Limitations of Technology

While your choice of scheduling system is an important one, it is also important to keep in mind where technology can fall short. Be sure to consider the below factors when evaluating possible solutions:

Tech vs. operations tradeoffs

Operational solutions can be just as valuable as technological ones.

Not all solutions have to be driven by technology. Ruthlessly assess where you need technology to ensure getting shots into people's arms vs where you want technology to ease operational burden. Focus on the simplest way to improve the user experience.

  • In cases where automation is proving particularly difficult, it's perfectly acceptable to use manual/people processes to keep things moving. If you're in a low-resource (budget, people, technical capabilities, time to launch, etc.) situation, focusing on the user experience over the backend will be the highest value investment you can make.

  • Integration with other systems, especially EMR/EHRs can be difficult. Take a hard look at what you're trying to achieve with those integrations. If there are places where it makes sense to put people processes into place to bridge gaps, and refocus those resources or development efforts on building out an effective and efficient user experience, take advantage of that. For example, if you can get a simple data export -- CSV or otherwise -- of the patients who have received a vaccine from your scheduling system of record and then manually import, or even paste, that into your EHR for billing purposes, you can save your resources for more impactful patient facing work.

Improving communications and automation

This can often pay higher dividends than trying to directly deduplicate individuals between lists.

One frustration we heard from numerous non-centralized jurisdictions was the amount of time spent manually de-deduplicating people between appointment or pre-registration lists. Deduplication of people is a very hard technical problem and it’s even harder and more time intensive to resolve by manually comparing lists.

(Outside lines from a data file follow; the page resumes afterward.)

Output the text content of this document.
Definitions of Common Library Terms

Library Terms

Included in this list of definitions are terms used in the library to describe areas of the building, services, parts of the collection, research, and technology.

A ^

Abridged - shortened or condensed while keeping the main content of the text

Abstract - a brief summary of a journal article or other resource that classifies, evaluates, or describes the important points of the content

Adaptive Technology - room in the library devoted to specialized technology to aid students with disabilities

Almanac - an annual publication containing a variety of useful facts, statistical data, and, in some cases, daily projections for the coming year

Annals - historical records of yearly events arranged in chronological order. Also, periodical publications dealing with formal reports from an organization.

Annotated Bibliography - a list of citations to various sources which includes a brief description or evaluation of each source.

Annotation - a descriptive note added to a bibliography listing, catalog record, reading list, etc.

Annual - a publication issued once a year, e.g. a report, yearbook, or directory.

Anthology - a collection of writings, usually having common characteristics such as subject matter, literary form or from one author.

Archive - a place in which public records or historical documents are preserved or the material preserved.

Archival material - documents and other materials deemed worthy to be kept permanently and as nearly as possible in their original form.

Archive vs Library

Instead of focusing on this challenege, we recommend focusing on making improvements to other areas that will improve the user experience overall, like:

  • Proactive communication about a person’s place is line can improve trust and make people feel less forgotten, and therefore less likely to register multiple times or on multiple lists.

  • Automated scheduling outreach - for example with a chatbot that texts individuals about accepting an open appointment time - can quickly get through large lists of people decreasing the impact of people with multiple registrations. At the end of the day, everyone is looking for one appointment, not many (as long as you can't transfer appointments to other people). Once they have that they are unlikely to accept future appointments.